Fentanyl has been in use since the 1950s, and abuse of the drug within the medical profession has been documented since the 1970s, according to the DEA. However, fentanyl first drew widespread attention in 1991, when, during one weekend, 12 people in New York, Connecticut and New Jersey died of overdoses.

And in the years since, the link between fentanyl and death has dominated media reports about the abuse of the painkiller. Among the most recent cases was one in Tremont, Pa., in which a 21-year-old man, Joseph Brommer, was accused of giving two friends fatal doses of the drug, weeks apart.

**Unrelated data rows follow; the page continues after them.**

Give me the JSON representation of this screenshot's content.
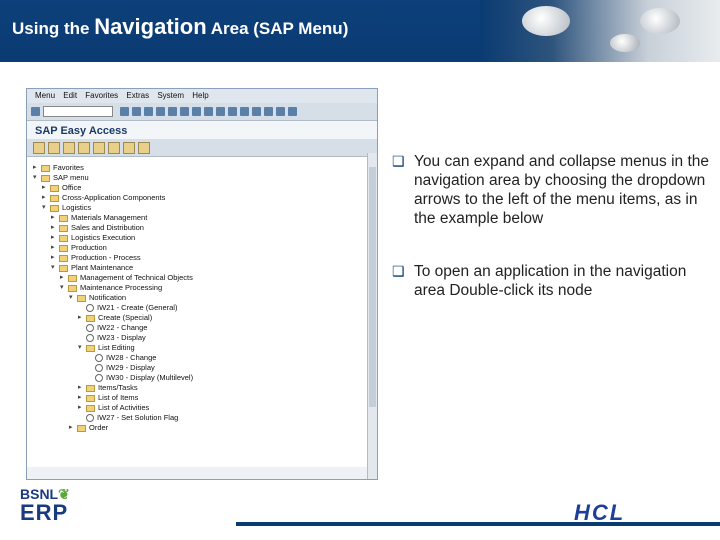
{
  "slide": {
    "title_pre": "Using the",
    "title_big": "Navigation",
    "title_post": "Area (SAP Menu)"
  },
  "sap": {
    "menubar": [
      "Menu",
      "Edit",
      "Favorites",
      "Extras",
      "System",
      "Help"
    ],
    "screen_title": "SAP Easy Access",
    "tree": [
      {
        "label": "Favorites",
        "level": 0,
        "type": "folder",
        "arrow": "▸"
      },
      {
        "label": "SAP menu",
        "level": 0,
        "type": "folder",
        "arrow": "▾"
      },
      {
        "label": "Office",
        "level": 1,
        "type": "folder",
        "arrow": "▸"
      },
      {
        "label": "Cross-Application Components",
        "level": 1,
        "type": "folder",
        "arrow": "▸"
      },
      {
        "label": "Logistics",
        "level": 1,
        "type": "folder",
        "arrow": "▾"
      },
      {
        "label": "Materials Management",
        "level": 2,
        "type": "folder",
        "arrow": "▸"
      },
      {
        "label": "Sales and Distribution",
        "level": 2,
        "type": "folder",
        "arrow": "▸"
      },
      {
        "label": "Logistics Execution",
        "level": 2,
        "type": "folder",
        "arrow": "▸"
      },
      {
        "label": "Production",
        "level": 2,
        "type": "folder",
        "arrow": "▸"
      },
      {
        "label": "Production - Process",
        "level": 2,
        "type": "folder",
        "arrow": "▸"
      },
      {
        "label": "Plant Maintenance",
        "level": 2,
        "type": "folder",
        "arrow": "▾"
      },
      {
        "label": "Management of Technical Objects",
        "level": 3,
        "type": "folder",
        "arrow": "▸"
      },
      {
        "label": "Maintenance Processing",
        "level": 3,
        "type": "folder",
        "arrow": "▾"
      },
      {
        "label": "Notification",
        "level": 4,
        "type": "folder",
        "arrow": "▾"
      },
      {
        "label": "IW21 - Create (General)",
        "level": 5,
        "type": "node",
        "arrow": ""
      },
      {
        "label": "Create (Special)",
        "level": 5,
        "type": "folder",
        "arrow": "▸"
      },
      {
        "label": "IW22 - Change",
        "level": 5,
        "type": "node",
        "arrow": ""
      },
      {
        "label": "IW23 - Display",
        "level": 5,
        "type": "node",
        "arrow": ""
      },
      {
        "label": "List Editing",
        "level": 5,
        "type": "folder",
        "arrow": "▾"
      },
      {
        "label": "IW28 - Change",
        "level": 6,
        "type": "node",
        "arrow": ""
      },
      {
        "label": "IW29 - Display",
        "level": 6,
        "type": "node",
        "arrow": ""
      },
      {
        "label": "IW30 - Display (Multilevel)",
        "level": 6,
        "type": "node",
        "arrow": ""
      },
      {
        "label": "Items/Tasks",
        "level": 5,
        "type": "folder",
        "arrow": "▸"
      },
      {
        "label": "List of Items",
        "level": 5,
        "type": "folder",
        "arrow": "▸"
      },
      {
        "label": "List of Activities",
        "level": 5,
        "type": "folder",
        "arrow": "▸"
      },
      {
        "label": "IW27 - Set Solution Flag",
        "level": 5,
        "type": "node",
        "arrow": ""
      },
      {
        "label": "Order",
        "level": 4,
        "type": "folder",
        "arrow": "▸"
      }
    ]
  },
  "bullets": [
    "You can expand and collapse menus in the navigation area by choosing the dropdown arrows to the left of the menu items, as in the example below",
    "To open an application in the navigation area Double-click its node"
  ],
  "logos": {
    "bsnl": "BSNL",
    "erp": "ERP",
    "hcl": "HCL"
  }
}
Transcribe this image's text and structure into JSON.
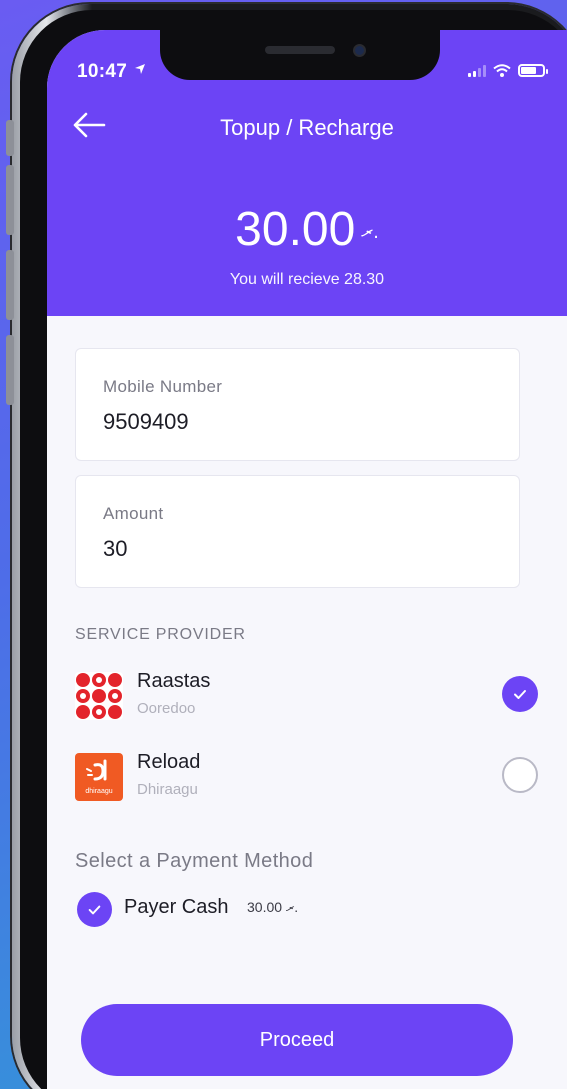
{
  "status_bar": {
    "time": "10:47"
  },
  "header": {
    "title": "Topup / Recharge",
    "amount": "30.00",
    "currency_symbol": "ރ.",
    "receive_text": "You will recieve 28.30"
  },
  "form": {
    "mobile": {
      "label": "Mobile Number",
      "value": "9509409"
    },
    "amount": {
      "label": "Amount",
      "value": "30"
    }
  },
  "service_provider": {
    "label": "SERVICE PROVIDER",
    "providers": [
      {
        "name": "Raastas",
        "sub": "Ooredoo",
        "selected": true,
        "logo_color": "#e3242b"
      },
      {
        "name": "Reload",
        "sub": "Dhiraagu",
        "selected": false,
        "logo_color": "#f05a23",
        "logo_text": "dhiraagu"
      }
    ]
  },
  "payment": {
    "label": "Select a Payment Method",
    "method": "Payer Cash",
    "amount": "30.00",
    "currency_symbol": "ރ."
  },
  "proceed_label": "Proceed",
  "colors": {
    "accent": "#6c44f5",
    "background": "#f7f7fc"
  },
  "icons": {
    "back": "arrow-left-icon",
    "check": "check-icon"
  }
}
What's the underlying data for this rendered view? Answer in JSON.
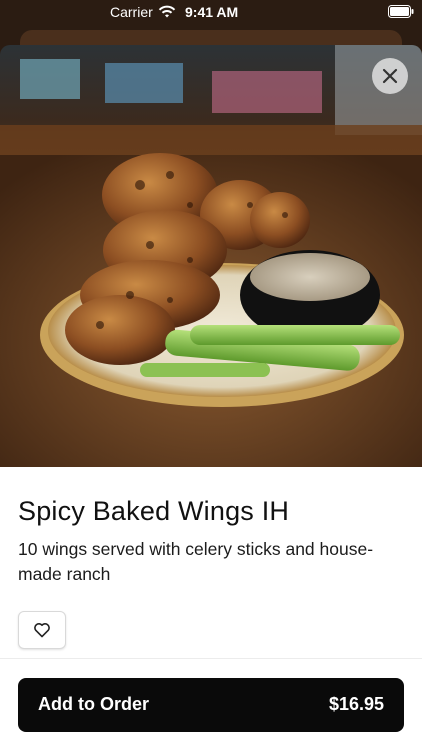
{
  "status_bar": {
    "carrier": "Carrier",
    "time": "9:41 AM",
    "wifi_icon": "wifi-icon",
    "battery_icon": "battery-icon"
  },
  "item": {
    "title": "Spicy Baked Wings IH",
    "description": "10 wings served with celery sticks and house-made ranch"
  },
  "actions": {
    "close_icon": "close-icon",
    "favorite_icon": "heart-icon",
    "order_label": "Add to Order",
    "order_price": "$16.95"
  },
  "colors": {
    "order_button_bg": "#0a0a0a",
    "order_button_text": "#ffffff",
    "panel_bg": "#ffffff"
  }
}
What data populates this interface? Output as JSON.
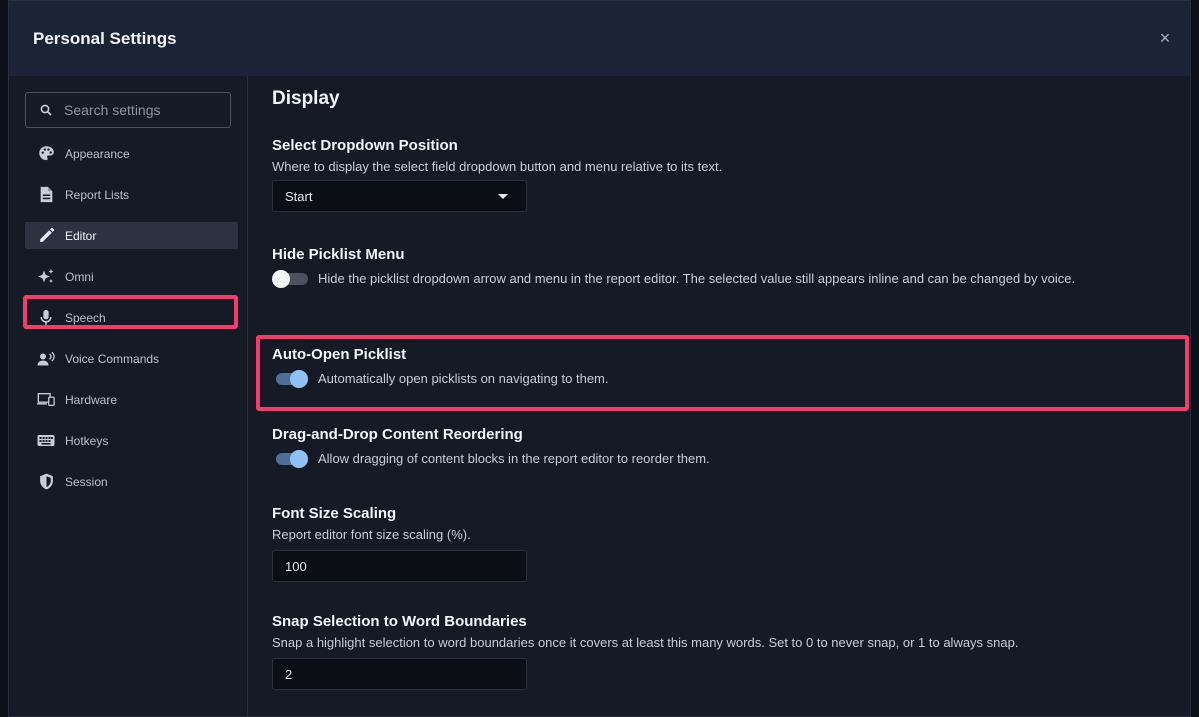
{
  "header": {
    "title": "Personal Settings",
    "close_glyph": "×"
  },
  "search": {
    "placeholder": "Search settings",
    "value": ""
  },
  "sidebar": {
    "items": [
      {
        "label": "Appearance",
        "icon": "palette-icon"
      },
      {
        "label": "Report Lists",
        "icon": "document-icon"
      },
      {
        "label": "Editor",
        "icon": "pencil-icon",
        "active": true
      },
      {
        "label": "Omni",
        "icon": "sparkles-icon"
      },
      {
        "label": "Speech",
        "icon": "microphone-icon"
      },
      {
        "label": "Voice Commands",
        "icon": "voice-command-icon"
      },
      {
        "label": "Hardware",
        "icon": "devices-icon"
      },
      {
        "label": "Hotkeys",
        "icon": "keyboard-icon"
      },
      {
        "label": "Session",
        "icon": "shield-icon"
      }
    ]
  },
  "main": {
    "section_title": "Display",
    "settings": {
      "dropdown_position": {
        "title": "Select Dropdown Position",
        "description": "Where to display the select field dropdown button and menu relative to its text.",
        "value": "Start"
      },
      "hide_picklist": {
        "title": "Hide Picklist Menu",
        "description": "Hide the picklist dropdown arrow and menu in the report editor. The selected value still appears inline and can be changed by voice.",
        "enabled": false
      },
      "auto_open": {
        "title": "Auto-Open Picklist",
        "description": "Automatically open picklists on navigating to them.",
        "enabled": true
      },
      "drag_drop": {
        "title": "Drag-and-Drop Content Reordering",
        "description": "Allow dragging of content blocks in the report editor to reorder them.",
        "enabled": true
      },
      "font_scaling": {
        "title": "Font Size Scaling",
        "description": "Report editor font size scaling (%).",
        "value": "100"
      },
      "snap_selection": {
        "title": "Snap Selection to Word Boundaries",
        "description": "Snap a highlight selection to word boundaries once it covers at least this many words. Set to 0 to never snap, or 1 to always snap.",
        "value": "2"
      }
    }
  },
  "colors": {
    "highlight": "#f23d6b",
    "toggle_on": "#8fc1f5",
    "header_bg": "#1b2436"
  }
}
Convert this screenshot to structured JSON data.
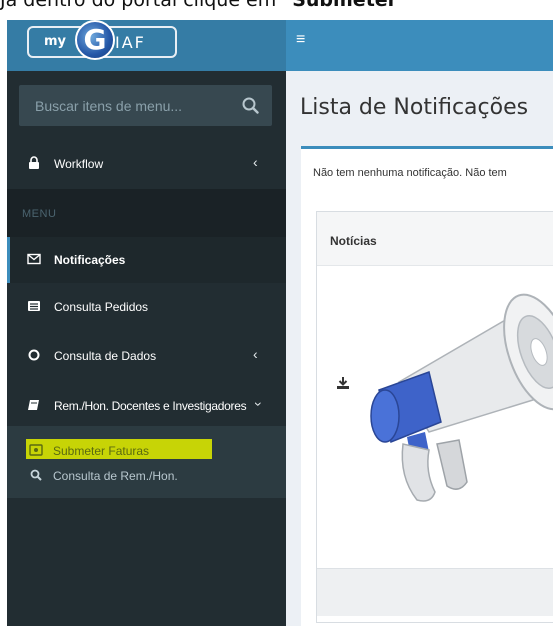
{
  "caption": {
    "prefix": "Já dentro do portal clique em ",
    "bold": "\"Submeter"
  },
  "logo": {
    "my": "my",
    "g": "G",
    "iaf": "IAF"
  },
  "topbar": {
    "menu_toggle": "≡"
  },
  "sidebar": {
    "search": {
      "placeholder": "Buscar itens de menu..."
    },
    "items": [
      {
        "label": "Workflow",
        "icon": "lock-icon",
        "has_caret": true
      },
      {
        "label": "Notificações",
        "icon": "envelope-icon",
        "active": true
      },
      {
        "label": "Consulta Pedidos",
        "icon": "list-icon"
      },
      {
        "label": "Consulta de Dados",
        "icon": "circle-icon",
        "has_caret": true
      },
      {
        "label": "Rem./Hon. Docentes e Investigadores",
        "icon": "book-icon",
        "has_caret": true
      }
    ],
    "header": "MENU",
    "submenu": [
      {
        "label": "Submeter Faturas",
        "icon": "money-icon",
        "highlighted": true
      },
      {
        "label": "Consulta de Rem./Hon.",
        "icon": "search-icon"
      }
    ]
  },
  "content": {
    "page_title": "Lista de Notificações",
    "notice": "Não tem nenhuma notificação.  Não tem",
    "news": {
      "title": "Notícias"
    }
  },
  "colors": {
    "topbar": "#3c8dbc",
    "logo_bg": "#357ca5",
    "sidebar": "#222d32",
    "highlight": "#d8e600"
  }
}
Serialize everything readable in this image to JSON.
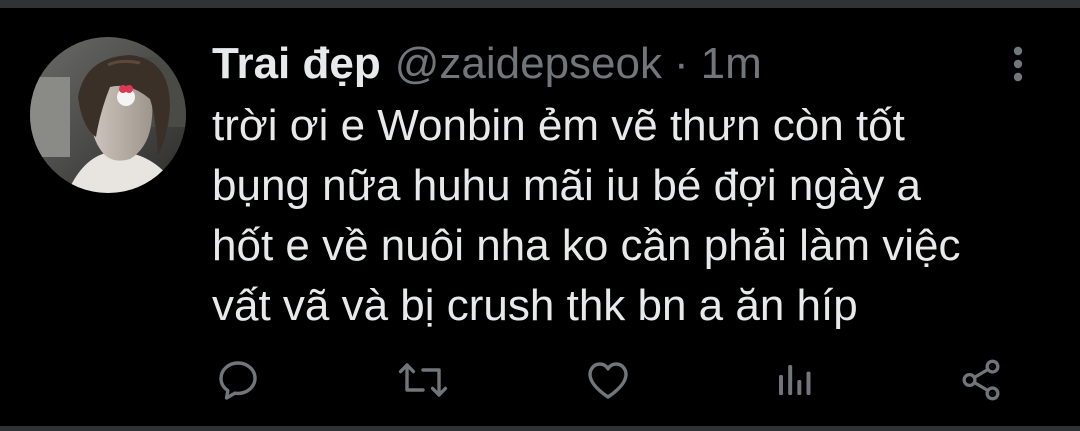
{
  "tweet": {
    "display_name": "Trai đẹp",
    "handle": "@zaidepseok",
    "separator": "·",
    "time": "1m",
    "text_lines": [
      "trời ơi e Wonbin ẻm vẽ thưn còn tốt",
      "bụng nữa huhu mãi iu bé đợi ngày a",
      "hốt e về nuôi nha ko cần phải làm việc",
      "vất vã và bị crush thk bn a ăn híp"
    ]
  },
  "icons": {
    "more": "more-vertical-icon",
    "reply": "reply-icon",
    "retweet": "retweet-icon",
    "like": "heart-icon",
    "analytics": "analytics-icon",
    "share": "share-icon",
    "avatar": "user-avatar-photo"
  },
  "colors": {
    "background": "#000000",
    "text_primary": "#e7e9ea",
    "text_secondary": "#71767b",
    "icon": "#71767b",
    "divider": "#2f3336"
  }
}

"Young people are squeezing the drug out of the patches and using it illegally," DEA pharmaceuticals expert Dale Shick said. "They're taking a drug that is supposed to be used in small, time-released doses, and they're using it all at once. It's very dangerous."

Brommer admitted stealing the patches containing the drug from his mother's house and giving the drug to his two friends, police said at a hearing on the case earlier this year. But his attorney disputed the murder charges against the man, saying it was not clear whether the two died from the fentanyl or from other drugs in their systems.

While neither fentanyl or OxyContin has reached the nationwide epidemic proportions of methamphetamine, they are part of a trend that is disturbing.